Littlechild expresses his wish to use his art to portray the wonders of his heritage and to heal the pain of his people’s history and offers hope and guidance from the Native American perspective.
The Very First Americans
Long before Columbus landed in America, hundreds of groups of people had already made their homes here. You may have heard of some of them—like the Sioux, Hopi, and Seminole. But where did they live? What did they eat? How did they have fun? And where are they today?

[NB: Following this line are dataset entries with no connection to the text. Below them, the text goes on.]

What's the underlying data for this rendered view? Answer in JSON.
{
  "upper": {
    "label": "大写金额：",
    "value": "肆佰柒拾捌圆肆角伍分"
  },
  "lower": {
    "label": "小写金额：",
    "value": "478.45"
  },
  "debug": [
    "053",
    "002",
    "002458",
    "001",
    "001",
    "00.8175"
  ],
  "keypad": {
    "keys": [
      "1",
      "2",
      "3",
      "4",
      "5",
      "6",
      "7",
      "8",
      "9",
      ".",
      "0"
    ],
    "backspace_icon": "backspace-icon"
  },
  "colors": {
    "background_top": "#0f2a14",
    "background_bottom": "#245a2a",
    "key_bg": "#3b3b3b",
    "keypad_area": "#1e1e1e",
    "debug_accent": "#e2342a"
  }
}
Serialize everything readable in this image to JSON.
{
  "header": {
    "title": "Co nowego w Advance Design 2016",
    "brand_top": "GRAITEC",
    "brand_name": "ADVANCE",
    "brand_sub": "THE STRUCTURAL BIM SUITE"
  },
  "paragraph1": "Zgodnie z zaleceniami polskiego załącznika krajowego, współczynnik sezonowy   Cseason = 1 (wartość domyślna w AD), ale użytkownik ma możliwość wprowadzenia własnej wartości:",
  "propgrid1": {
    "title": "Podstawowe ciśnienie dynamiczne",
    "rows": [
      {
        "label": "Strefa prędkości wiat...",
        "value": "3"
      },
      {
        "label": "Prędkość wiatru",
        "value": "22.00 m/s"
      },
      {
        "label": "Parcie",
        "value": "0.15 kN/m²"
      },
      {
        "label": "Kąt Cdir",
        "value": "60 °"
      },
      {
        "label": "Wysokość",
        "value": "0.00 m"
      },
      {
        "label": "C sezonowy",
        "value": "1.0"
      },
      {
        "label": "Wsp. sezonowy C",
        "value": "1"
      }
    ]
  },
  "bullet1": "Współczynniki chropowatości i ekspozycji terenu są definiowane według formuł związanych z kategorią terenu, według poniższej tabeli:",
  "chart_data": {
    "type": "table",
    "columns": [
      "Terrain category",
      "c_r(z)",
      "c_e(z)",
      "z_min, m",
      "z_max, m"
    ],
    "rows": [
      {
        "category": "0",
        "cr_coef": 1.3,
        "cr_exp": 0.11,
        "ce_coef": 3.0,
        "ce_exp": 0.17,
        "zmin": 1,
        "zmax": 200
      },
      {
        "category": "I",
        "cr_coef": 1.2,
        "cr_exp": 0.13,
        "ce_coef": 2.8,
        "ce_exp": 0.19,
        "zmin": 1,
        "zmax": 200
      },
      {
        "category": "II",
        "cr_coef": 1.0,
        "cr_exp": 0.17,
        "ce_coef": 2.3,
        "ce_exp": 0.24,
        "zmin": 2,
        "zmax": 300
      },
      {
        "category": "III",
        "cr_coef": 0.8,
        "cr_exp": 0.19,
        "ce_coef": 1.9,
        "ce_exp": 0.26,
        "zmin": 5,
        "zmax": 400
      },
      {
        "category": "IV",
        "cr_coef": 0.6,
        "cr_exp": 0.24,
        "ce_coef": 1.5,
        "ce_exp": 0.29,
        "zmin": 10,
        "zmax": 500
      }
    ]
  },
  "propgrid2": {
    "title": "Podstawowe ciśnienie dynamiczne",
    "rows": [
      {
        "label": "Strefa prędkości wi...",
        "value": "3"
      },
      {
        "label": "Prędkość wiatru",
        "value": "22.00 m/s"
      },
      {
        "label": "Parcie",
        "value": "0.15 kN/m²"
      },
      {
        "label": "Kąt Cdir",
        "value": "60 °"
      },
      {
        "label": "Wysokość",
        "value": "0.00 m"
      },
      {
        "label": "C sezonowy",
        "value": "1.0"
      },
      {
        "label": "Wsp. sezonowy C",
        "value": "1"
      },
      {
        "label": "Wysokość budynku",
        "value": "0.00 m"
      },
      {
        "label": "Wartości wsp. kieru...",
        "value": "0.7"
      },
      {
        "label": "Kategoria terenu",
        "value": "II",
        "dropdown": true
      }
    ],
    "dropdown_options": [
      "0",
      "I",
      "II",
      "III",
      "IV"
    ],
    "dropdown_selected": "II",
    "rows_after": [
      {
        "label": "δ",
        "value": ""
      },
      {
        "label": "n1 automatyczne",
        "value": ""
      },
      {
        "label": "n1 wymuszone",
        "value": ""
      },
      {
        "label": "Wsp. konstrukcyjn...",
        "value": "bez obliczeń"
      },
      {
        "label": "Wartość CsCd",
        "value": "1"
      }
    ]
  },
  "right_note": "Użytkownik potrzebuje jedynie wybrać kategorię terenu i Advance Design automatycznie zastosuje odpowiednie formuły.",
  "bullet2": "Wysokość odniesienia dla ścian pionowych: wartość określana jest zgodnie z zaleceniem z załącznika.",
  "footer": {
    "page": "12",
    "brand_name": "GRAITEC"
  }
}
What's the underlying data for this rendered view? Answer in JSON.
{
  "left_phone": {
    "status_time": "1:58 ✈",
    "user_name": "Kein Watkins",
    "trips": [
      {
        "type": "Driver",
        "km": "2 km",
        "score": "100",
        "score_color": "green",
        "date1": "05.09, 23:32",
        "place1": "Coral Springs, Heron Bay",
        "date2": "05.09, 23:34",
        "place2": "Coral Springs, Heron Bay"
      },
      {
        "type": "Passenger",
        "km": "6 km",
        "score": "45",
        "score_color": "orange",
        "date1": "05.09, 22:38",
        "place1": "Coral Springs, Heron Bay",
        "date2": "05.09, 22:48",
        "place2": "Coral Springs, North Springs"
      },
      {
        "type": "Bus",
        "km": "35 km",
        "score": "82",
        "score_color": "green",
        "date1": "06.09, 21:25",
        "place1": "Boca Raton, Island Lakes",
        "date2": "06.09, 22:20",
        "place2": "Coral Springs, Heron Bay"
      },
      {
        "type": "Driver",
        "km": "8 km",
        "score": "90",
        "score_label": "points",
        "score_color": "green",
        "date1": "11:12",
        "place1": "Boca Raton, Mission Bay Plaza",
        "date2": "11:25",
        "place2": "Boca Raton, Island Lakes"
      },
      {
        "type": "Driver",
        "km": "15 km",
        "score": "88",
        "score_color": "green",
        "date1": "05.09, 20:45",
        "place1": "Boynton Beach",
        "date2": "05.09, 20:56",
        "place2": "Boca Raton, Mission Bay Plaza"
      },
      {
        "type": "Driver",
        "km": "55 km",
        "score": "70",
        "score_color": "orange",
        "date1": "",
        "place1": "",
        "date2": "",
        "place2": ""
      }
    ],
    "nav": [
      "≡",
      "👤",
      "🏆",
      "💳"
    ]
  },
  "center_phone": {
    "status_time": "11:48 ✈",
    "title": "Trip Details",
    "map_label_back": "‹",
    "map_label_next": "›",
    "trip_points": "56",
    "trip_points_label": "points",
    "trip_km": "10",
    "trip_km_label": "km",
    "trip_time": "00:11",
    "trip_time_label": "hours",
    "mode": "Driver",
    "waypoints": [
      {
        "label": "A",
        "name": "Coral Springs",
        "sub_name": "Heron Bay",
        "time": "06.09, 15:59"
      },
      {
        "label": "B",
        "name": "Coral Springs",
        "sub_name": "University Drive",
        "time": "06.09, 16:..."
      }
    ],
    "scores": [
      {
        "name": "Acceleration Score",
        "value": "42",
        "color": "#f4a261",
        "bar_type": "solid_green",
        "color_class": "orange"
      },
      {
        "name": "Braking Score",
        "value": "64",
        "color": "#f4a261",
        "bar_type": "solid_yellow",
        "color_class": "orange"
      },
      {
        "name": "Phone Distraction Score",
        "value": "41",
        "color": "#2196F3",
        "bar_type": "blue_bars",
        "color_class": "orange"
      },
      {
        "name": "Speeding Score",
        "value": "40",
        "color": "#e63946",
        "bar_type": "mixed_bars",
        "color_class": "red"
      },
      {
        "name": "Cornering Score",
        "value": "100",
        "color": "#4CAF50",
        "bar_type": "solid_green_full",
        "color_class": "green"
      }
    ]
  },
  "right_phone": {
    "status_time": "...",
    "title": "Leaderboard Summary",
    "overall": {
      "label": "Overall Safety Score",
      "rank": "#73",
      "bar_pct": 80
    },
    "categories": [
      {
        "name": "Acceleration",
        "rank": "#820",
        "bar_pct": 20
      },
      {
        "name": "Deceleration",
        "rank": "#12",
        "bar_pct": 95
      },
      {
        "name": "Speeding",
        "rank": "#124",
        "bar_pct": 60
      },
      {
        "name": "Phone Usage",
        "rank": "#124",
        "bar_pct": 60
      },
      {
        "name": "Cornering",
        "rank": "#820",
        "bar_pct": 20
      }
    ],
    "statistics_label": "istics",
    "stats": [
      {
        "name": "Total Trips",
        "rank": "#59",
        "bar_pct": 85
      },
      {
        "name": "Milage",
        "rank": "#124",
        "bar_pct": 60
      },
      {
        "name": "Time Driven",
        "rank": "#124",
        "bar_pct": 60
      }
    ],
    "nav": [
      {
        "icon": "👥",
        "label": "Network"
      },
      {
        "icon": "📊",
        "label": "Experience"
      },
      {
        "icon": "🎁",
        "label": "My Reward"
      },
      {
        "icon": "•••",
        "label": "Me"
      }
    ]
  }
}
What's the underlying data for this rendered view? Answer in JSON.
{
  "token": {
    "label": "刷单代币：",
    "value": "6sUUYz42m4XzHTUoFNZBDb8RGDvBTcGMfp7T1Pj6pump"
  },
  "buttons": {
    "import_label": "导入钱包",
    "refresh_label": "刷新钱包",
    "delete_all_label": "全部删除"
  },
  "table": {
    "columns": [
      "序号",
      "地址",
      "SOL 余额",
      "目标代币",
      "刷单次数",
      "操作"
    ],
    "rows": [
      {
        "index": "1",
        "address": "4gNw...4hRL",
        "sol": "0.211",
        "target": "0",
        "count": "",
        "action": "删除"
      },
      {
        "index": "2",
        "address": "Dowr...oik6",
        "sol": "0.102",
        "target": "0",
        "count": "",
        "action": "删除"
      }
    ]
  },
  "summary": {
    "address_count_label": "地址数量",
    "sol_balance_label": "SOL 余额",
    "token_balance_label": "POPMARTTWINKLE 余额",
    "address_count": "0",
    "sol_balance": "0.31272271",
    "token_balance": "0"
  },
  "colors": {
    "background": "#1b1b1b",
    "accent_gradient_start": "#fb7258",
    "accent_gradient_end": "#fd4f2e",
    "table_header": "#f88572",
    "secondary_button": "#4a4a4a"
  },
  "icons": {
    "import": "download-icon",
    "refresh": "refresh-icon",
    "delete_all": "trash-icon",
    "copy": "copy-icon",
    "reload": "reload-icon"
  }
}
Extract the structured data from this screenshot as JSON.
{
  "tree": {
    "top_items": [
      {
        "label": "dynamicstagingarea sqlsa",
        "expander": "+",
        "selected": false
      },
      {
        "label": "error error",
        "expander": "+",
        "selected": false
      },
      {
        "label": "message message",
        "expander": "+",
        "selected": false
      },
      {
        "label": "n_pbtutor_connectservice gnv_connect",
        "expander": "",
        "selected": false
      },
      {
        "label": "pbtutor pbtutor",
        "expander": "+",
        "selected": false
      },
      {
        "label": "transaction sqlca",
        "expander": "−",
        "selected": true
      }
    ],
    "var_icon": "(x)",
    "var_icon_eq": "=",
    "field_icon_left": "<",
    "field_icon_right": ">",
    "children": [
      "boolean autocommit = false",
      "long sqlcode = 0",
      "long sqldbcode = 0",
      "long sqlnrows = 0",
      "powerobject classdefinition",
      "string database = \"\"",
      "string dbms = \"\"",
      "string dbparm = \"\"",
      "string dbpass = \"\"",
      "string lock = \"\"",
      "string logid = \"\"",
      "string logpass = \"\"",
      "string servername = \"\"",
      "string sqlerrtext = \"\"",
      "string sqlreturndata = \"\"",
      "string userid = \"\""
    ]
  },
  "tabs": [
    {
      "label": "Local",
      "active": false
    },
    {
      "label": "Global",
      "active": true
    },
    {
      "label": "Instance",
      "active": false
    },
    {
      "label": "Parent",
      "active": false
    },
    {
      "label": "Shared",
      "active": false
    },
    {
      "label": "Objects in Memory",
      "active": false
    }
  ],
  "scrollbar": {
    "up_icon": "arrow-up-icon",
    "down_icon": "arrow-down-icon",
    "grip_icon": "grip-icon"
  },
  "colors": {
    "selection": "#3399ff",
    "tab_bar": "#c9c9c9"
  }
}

From coast to coast, learn all about these very first Americans!
The Rough-Face Girl
From Algonquin Indian folklore comes a powerful, haunting rendition of Cinderella.
In a village by the shores of Lake Ontario lived an invisible being. All the young women wanted to marry him because he was rich, powerful, and supposedly very handsome.
But to marry the invisible being the women had to prove to his sister that they had seen him. And none had been able to get past the sister’s stern, all-knowing gaze.
Then came the Rough-Face girl, scarred from working by the fire. Could she succeed where her beautiful, cruel sisters had failed?
Can the whole tribe depend on her? Award-winning author Jan Hudson tells the enchanting story of a young Blackfoot girl caught up in the sweep of Western Canadian history.
Being the oldest unmarried girl in her Blackfoot tribe is misery for fifteen-year-old Sweetgrass, but her father feels she’s not ready for the hard work and responsibility that come with being an Indian wife. Then, during the cold prairie winter, a smallpox epidemic breaks out. With the men away at war, Sweetgrass is one of the few women left to fight for the survival of her tribe.
This is her chance to prove her maturity, but is she strong enough to fight the cold, hunger, and disease?
We Have a Dream: Meet 30 Young Indigenous People and People of Color Protecting the Planet
Release date: April 12, 2022
Thirty young environmental activists share their dreams with voice of a generation Mya-Rose Craig.
Indigenous people and people of color are disproportionately affected by climate change. And yet they are underrepresented within the environmental movement. But not anymore.
Written by the extraordinary environmental and campaigner for equal rights Mya-Rose Craig, this book profiles 30 young environmental activists who are Indigenous people or people of color, from communities on the frontline of global climate change. Each speaks to the diverse set of issues they are fighting for, from water conservation to deforestation, to indigenous rights, and shares their dream:
A dream for climate justice.
A dream for a healthy planet.
A dream for a fairer world, for all.